The public tends to believe that any accident involving an 18-wheeler is the fault of the truck driver. People here in New York and elsewhere look into truck drivers' logs and attempt to disparage their character by claiming that they were fatigued, distracted or otherwise unfit to be driving. This makes paperless log systems even more important since documenting that a trucker was not any of those things when the accident occurred may get easier.
The Federal Motor Carrier Safety Administration's regulation regarding the use of electronic logging devices is in its implementation phase. The final rule was published on Dec. 16, 2016. By Dec. 16, 2017, trucking companies and truck drivers are required to be in compliance with the regulation. The FMCSA is giving those who currently do not use electronic logging devices two years to make sure that everyone is switched over to these devices so that everyone is required to be in compliance by Dec. 16, 2019.
Some drivers may not be happy with this new regulation. They may wonder why their paper logs are not good enough. In reality, paper logs are difficult to verify since someone could claim that the log was "doctored," and proving that did not happen may be more of a challenge than it should be. An electronic log would presumably remove that doubt.
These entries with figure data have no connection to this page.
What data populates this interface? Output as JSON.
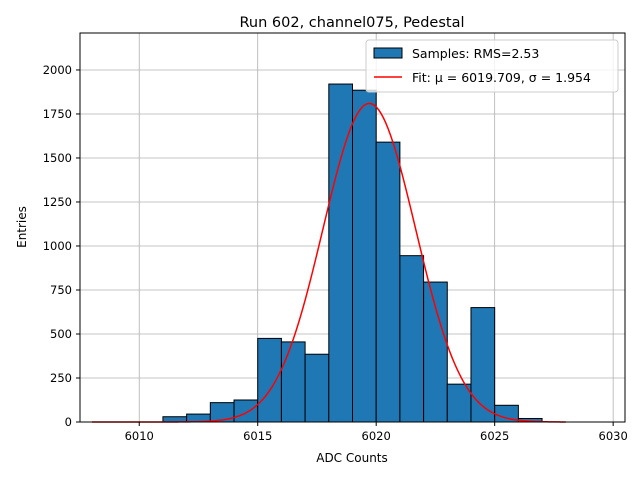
{
  "chart_data": {
    "type": "bar",
    "title": "Run 602, channel075, Pedestal",
    "xlabel": "ADC Counts",
    "ylabel": "Entries",
    "xlim": [
      6007.5,
      6030.5
    ],
    "ylim": [
      0,
      2210
    ],
    "xticks": [
      6010,
      6015,
      6020,
      6025,
      6030
    ],
    "yticks": [
      0,
      250,
      500,
      750,
      1000,
      1250,
      1500,
      1750,
      2000
    ],
    "grid": true,
    "legend_position": "top-right",
    "histogram": {
      "name": "Samples: RMS=2.53",
      "color": "#1f77b4",
      "bin_width": 1,
      "bin_starts": [
        6011,
        6012,
        6013,
        6014,
        6015,
        6016,
        6017,
        6018,
        6019,
        6020,
        6021,
        6022,
        6023,
        6024,
        6025,
        6026
      ],
      "counts": [
        30,
        45,
        110,
        125,
        475,
        455,
        385,
        1920,
        1885,
        1590,
        945,
        795,
        215,
        650,
        95,
        20
      ]
    },
    "fit": {
      "name": "Fit: μ = 6019.709, σ = 1.954",
      "color": "#ff0000",
      "mu": 6019.709,
      "sigma": 1.954,
      "amplitude": 1810,
      "x_range": [
        6008,
        6028
      ]
    }
  }
}
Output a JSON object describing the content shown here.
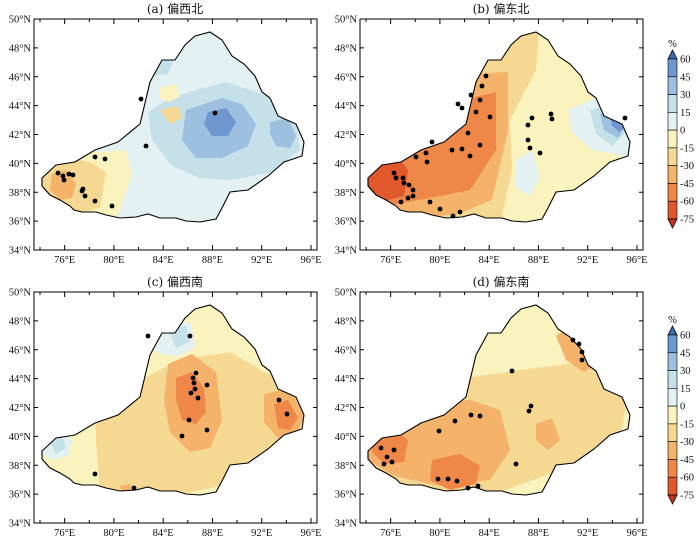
{
  "figure": {
    "panels": [
      {
        "id": "a",
        "title": "(a) 偏西北"
      },
      {
        "id": "b",
        "title": "(b) 偏东北"
      },
      {
        "id": "c",
        "title": "(c) 偏西南"
      },
      {
        "id": "d",
        "title": "(d) 偏东南"
      }
    ],
    "lat_labels": [
      "50°N",
      "48°N",
      "46°N",
      "44°N",
      "42°N",
      "40°N",
      "38°N",
      "36°N",
      "34°N"
    ],
    "lon_labels": [
      "76°E",
      "80°E",
      "84°E",
      "88°E",
      "92°E",
      "96°E"
    ],
    "colorbar": {
      "unit": "%",
      "labels": [
        "60",
        "45",
        "30",
        "15",
        "0",
        "-15",
        "-30",
        "-45",
        "-60",
        "-75"
      ],
      "colors": [
        "#3a6bb5",
        "#6e97cf",
        "#9dbfe0",
        "#c6e0ea",
        "#e3f1f2",
        "#fbf3be",
        "#f5d993",
        "#f4b26a",
        "#ee8748",
        "#e0582c",
        "#c9321a"
      ]
    },
    "palette": {
      "outline": "#000000",
      "station": "#000000"
    }
  }
}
This could be advantageous to any truck driver and employer facing civil litigation in the aftermath of a crash here in New York. Paperless log systems can verify that a trucker was in compliance with all FMCSA regulations since that issue is often a point of contention. In addition, the systems could provide employers with valuable information to ensure that their drivers remain in compliance as a safety measure, as a condition of employment and a condition of insurance coverage.